Playing Man (Homo Ludens), the trail-blazing work by Johan Huizinga, took sport seriously and showed how it was essential in the formation of civilizations. Adult playtime for many pre-industrial cultures served as the crucible in which conventions and boundaries were written for a culture. Actions were censured for being “beyond the pale”, a sports metaphor for being “out of bounds”.
A quasi-sacred time and space set apart for games were a microcosm for the lives of all who played and for the spectators. Sport was a place in which individual merit was the rule and performance was regulated by the terms of the event.
The Ancient Olympic Games, an invention of the 700s BCE, preceded Athenian Democracy by about 200 years, and yet those earliest Games allowed any free citizen to participate and win the supreme Panhellenic crown.

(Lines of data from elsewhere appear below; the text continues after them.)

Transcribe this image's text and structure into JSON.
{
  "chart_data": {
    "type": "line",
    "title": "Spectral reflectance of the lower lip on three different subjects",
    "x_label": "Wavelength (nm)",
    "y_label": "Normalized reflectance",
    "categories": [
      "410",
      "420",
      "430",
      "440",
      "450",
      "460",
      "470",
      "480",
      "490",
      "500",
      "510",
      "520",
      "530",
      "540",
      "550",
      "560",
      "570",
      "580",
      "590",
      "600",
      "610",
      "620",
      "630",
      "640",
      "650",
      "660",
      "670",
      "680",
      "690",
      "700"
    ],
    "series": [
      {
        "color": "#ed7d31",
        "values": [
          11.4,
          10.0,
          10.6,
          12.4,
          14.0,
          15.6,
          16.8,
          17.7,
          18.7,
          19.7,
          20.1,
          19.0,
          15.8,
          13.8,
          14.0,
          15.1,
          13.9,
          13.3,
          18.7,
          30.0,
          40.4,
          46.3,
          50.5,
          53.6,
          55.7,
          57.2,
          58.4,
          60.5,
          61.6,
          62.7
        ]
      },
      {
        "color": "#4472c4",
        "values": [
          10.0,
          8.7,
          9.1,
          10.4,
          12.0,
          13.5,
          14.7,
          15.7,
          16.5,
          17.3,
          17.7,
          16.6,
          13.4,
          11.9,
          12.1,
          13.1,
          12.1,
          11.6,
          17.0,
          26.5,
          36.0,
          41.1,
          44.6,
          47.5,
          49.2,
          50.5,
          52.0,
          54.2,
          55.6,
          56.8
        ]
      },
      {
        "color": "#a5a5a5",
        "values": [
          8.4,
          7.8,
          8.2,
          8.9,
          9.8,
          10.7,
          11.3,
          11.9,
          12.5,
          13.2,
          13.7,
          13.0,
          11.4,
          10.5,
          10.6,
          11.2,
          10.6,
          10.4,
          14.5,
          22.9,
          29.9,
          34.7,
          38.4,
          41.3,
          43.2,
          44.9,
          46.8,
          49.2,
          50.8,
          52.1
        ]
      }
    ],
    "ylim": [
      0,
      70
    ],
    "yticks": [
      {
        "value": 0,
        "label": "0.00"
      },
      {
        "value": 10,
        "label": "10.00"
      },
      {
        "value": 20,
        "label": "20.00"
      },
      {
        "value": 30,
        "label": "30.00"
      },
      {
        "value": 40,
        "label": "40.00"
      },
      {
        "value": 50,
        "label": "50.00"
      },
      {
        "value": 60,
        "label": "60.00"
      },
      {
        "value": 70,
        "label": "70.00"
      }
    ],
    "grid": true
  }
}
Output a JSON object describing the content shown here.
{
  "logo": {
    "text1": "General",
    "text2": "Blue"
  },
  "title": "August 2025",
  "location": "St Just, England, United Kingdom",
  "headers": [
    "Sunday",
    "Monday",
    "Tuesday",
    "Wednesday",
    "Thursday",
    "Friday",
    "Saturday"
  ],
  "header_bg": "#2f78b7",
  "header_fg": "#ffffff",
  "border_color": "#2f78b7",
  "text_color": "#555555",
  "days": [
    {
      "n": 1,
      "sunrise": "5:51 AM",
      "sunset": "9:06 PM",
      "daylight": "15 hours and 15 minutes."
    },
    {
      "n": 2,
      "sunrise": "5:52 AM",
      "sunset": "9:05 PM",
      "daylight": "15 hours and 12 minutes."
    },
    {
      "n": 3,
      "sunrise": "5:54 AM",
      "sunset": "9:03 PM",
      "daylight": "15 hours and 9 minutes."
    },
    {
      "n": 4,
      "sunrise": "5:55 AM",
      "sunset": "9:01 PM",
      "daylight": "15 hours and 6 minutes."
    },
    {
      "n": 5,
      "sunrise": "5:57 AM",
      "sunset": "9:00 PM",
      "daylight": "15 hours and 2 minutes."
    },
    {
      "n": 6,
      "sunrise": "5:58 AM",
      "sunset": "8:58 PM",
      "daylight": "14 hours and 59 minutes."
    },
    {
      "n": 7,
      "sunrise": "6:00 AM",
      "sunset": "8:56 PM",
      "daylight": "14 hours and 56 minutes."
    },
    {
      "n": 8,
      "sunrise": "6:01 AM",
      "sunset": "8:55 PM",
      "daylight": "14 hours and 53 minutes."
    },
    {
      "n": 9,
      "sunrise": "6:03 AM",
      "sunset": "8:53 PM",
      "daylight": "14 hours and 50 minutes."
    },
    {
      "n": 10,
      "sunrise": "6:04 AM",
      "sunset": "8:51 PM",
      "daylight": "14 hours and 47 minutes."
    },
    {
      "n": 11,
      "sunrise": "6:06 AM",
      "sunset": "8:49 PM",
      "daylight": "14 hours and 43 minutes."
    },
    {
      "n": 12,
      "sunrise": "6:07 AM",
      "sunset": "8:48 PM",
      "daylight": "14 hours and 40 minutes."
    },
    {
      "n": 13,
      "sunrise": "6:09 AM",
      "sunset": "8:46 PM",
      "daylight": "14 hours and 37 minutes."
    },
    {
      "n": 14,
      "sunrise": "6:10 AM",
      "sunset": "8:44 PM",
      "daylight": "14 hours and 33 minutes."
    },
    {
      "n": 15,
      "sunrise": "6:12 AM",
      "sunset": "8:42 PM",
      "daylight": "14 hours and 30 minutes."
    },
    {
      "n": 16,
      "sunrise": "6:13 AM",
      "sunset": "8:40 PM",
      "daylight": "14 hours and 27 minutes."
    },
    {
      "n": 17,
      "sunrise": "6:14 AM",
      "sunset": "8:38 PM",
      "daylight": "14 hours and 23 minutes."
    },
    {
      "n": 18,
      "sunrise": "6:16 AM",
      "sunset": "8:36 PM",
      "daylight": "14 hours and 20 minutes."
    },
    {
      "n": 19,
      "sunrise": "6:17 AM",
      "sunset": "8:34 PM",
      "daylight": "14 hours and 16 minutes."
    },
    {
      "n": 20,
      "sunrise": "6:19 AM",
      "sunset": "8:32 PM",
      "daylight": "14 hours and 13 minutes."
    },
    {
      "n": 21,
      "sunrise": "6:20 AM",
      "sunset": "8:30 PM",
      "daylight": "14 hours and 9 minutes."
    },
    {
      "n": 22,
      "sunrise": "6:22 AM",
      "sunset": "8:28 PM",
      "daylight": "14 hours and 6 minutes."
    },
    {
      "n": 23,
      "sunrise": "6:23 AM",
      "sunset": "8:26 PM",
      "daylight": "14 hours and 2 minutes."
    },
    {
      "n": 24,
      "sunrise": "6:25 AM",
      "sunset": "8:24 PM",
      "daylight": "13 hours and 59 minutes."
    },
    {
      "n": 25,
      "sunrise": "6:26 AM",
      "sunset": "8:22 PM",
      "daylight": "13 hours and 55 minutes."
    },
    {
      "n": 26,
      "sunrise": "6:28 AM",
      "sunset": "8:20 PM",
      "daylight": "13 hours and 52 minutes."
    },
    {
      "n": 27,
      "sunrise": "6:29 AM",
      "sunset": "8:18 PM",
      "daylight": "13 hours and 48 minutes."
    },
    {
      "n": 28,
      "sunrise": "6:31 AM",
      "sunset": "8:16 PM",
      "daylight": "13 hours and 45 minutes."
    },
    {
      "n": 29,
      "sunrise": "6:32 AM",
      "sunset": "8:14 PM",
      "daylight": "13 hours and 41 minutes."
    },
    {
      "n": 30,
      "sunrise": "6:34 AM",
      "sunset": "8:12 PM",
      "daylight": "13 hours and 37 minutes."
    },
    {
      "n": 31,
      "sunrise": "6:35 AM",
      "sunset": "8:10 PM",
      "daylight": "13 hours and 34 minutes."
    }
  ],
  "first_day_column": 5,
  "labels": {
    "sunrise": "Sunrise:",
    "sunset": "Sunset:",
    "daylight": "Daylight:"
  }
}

Yes, probably most of the first contenders were wealthy by token of having more leisure time to train and travel to the festival.
Yet in the pre-democratic centuries, the sporting model showed that what counted was individual ability and acquired skill, not status by birth. So the era of rule by tyrants and elite families was balanced by models of egalitarian display in the stadium in footraces, wrestling, boxing, and other track and field events.
Chariot racing was of course still the exclusive domain of the wealthy, a vestige of heroic tradition, but the athletes contending mano a mano ushered in more meritocratic ways. The Greek custom of requiring athletes in track and field and combat events to participate in the nude underscored this democratic ethos, perhaps popularized among the communally oriented Spartans by 600 BCE, but soon adopted universally by all Greeks.
The double entendre in my title “playing man” is intentional, with allusion to the sense that sport has been for most of history and globally a performance by and for males. For the Greeks, athletics were for men only, with a few interesting exceptions, notably girls’ ritual races at Olympia to ask Hera for a happy marriage.
In the modern Olympics, there was no women’s marathon race until 1984, almost 90 years into the games. Even then, in 1984, only 25% of all Olympic participants were female; today it is still at less than half (45% in 2012). The first women boxing events came in 2012.
Women’s participation in sports at all venues and events has slowly improved over the last 30 years, thanks to gender equity movements as a whole. Still, males have been the participants in and the most avid audiences for competitive sports globally throughout history.
Is it tradition and culture or nature (testosterone and men’s greater muscle bulk) that has driven this trend? Scholarly disagreement continues, but the answer must include nature and culture, with nature perhaps playing a heavier role. The attempts to bring women’s sports to the fore have largely not succeeded: world viewers, broadcasters, and corporate sponsors overwhelmingly prefer male contests.
Overt displays of machismo characterized the ancient Greek contest, or agôn, whence our term agony, the pain of struggle. Combat sports of boxing and wrestling topped the popularity charts and the rewards at the festivals that gave valuable prizes.
At the Olympics, there were no second or third place prizes; only first counted, and one boxer said “give me the wreath of give me death”. Many were brutalized or killed, as is shown on vases in which blood streams from the contestants.
The Greeks were overly familiar with violence meted out by men in war on a daily basis, and so violent sport here did not inspire violence. But the association of athletes with Homeric heroes maintained the display as acceptable and even superhuman (see the funeral games of Iliad 23).
Greek sport, then, is worthy of our attention as the model in many ways for our own very different contests. Yes, the modern Olympics appropriated the Greek ones for its own very different aims. But arguably the ‘deeper’ social inheritances from the Greek men who “played” are, on the one hand, a greater egalitarianism, and on the other a heroized violence and machismo with which we all still wrestle.